For my Birthday last November, I was given an Olympus Om10. Now I’m no photographer but I’ve always been in love with the idea of using film. I’ve completely romanticized the idea of using an analogue camera. The idea of walking through fields of long grass and flowers, taking pictures of friends or a loved one whilst the sun casts everything in the kind of golden glow that you only get on a warm summer’s evening, is utterly appealing to me. Completely unrealistic too. Rather like my expectations for myself as a ‘photographer’.
Now being the type of person who hates reading instruction manuals and who’d much rather just try to use something or put something together straight off the bat, I, of course, loaded the camera up and went out shooting. I took pictures of vintage fairs, the snow, farmers markets and family members through the space of a few months. Don’t ask me why it’s taken me around six months to fill a film because I honestly don’t not myself.
A few years ago I was bought a Lomography Diana camera, also for my birthday. I remember looking at the website for months prier and being convinced that I was going to become some creative genius by simply using one of these incredibly quirky camera’s. I really couldn’t have been more wrong. It took three rolls of film, my money refunded twice, having a pity discount and asking for someone’s help before I could actually capture something that was a mass of blurred colour. After all of that I now have some really fun pictures of my friends and some weird bits and bobs, that I’ve grown to really love and that have become really precious.
I still wasn’t getting the type of images that I wanted from my Diana and being a mad work man who nearly always blames her tools, I decided it was time to invest in a proper analogue camera in the hope that it would fix all the problems that I had been experiencing with my Diana.

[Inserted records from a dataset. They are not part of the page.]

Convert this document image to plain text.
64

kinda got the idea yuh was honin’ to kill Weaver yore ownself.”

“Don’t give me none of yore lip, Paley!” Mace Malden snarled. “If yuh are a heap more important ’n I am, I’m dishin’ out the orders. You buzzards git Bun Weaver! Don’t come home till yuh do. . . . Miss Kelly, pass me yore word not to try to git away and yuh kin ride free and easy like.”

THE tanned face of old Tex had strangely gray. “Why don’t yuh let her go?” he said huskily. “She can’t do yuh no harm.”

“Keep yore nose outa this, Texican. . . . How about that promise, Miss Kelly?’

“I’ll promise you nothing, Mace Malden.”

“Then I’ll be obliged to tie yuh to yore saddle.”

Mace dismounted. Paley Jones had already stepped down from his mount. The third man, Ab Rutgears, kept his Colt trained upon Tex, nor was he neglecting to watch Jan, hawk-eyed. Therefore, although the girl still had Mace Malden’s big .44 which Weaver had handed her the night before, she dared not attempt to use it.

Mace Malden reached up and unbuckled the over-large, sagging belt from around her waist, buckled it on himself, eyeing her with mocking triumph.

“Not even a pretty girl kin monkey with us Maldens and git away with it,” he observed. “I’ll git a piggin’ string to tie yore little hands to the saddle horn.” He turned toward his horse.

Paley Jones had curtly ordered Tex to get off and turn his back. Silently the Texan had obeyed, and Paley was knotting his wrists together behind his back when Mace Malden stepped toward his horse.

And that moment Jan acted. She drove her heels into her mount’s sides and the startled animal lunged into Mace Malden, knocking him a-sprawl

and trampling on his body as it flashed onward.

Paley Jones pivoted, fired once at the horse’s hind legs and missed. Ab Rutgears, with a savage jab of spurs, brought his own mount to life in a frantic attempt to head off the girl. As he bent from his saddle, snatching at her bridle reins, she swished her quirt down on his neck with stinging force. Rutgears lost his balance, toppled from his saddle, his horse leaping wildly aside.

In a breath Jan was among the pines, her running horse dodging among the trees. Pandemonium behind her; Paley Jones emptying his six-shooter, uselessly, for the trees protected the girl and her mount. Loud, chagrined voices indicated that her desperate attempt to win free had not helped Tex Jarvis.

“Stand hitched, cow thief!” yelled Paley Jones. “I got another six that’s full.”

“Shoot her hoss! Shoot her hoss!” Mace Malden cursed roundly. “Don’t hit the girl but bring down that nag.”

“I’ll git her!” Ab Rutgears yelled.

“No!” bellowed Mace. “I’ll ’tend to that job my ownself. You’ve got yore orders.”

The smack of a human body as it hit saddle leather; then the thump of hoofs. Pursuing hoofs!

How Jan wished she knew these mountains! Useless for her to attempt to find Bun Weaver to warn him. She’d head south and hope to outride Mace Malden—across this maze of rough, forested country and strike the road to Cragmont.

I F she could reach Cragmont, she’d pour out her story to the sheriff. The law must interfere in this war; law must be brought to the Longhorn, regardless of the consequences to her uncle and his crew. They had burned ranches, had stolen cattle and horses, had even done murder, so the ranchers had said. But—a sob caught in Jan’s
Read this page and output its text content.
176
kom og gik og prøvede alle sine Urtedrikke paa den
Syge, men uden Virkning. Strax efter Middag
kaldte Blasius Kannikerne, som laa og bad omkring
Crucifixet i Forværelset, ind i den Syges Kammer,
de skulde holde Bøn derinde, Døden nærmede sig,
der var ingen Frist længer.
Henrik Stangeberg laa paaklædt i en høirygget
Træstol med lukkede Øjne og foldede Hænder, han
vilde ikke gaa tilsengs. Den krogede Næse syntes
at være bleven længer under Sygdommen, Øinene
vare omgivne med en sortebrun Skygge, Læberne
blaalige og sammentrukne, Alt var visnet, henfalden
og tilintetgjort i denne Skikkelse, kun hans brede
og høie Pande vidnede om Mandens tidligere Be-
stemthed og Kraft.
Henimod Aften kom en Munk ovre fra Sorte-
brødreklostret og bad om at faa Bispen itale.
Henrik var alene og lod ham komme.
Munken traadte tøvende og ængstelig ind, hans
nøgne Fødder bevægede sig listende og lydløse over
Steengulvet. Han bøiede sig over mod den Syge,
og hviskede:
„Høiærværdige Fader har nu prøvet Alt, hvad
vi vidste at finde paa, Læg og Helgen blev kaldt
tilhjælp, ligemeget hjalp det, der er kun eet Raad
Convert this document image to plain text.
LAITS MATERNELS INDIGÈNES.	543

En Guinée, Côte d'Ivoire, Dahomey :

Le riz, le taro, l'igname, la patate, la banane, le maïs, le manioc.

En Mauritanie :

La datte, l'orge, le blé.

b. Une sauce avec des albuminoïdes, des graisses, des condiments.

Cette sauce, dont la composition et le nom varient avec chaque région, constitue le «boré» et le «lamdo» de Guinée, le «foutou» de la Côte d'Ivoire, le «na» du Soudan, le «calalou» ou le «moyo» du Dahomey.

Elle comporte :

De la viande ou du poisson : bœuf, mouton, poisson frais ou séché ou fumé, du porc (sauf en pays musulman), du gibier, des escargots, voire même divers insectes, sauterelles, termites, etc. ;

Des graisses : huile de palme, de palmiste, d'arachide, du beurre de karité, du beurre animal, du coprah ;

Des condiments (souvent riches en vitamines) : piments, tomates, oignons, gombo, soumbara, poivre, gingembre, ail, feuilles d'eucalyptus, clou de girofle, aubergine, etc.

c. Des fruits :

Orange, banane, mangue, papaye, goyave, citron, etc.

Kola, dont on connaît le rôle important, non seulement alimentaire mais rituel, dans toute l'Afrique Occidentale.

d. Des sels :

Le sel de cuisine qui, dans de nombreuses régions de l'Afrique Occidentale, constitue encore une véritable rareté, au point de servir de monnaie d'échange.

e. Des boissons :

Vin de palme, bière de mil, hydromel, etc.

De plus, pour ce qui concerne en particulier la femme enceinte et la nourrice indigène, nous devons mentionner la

Yet again I was wrong.
Like always I went to get my photo’s developed optimistically believing that at least two out of the twenty-eight photos would be good and makeup for the rest of them being awful. After an hour of waiting after month and months I finally got to see the fruits of my labors. Which weren’t great.
Although the pictures weren’t as bad as the first few sets of Diana photo’s I had developed they weren’t brilliant either. Only seventeen were developed – still better than the measly five-blurred Diana photo’s. It was at that point I thought ‘Maybe I should read a book about how to take photo’s’. In the end my friend sent me a link to a digital copy of the original manual, which I never thought about trying to find and I also thought that it was a really sweet thing to do. Over the next few days I plan to read the manual in the hopes that it teaches me how to use my camera to gain a good shot and not just a blurry mess from where I was trying to be ‘artistic’.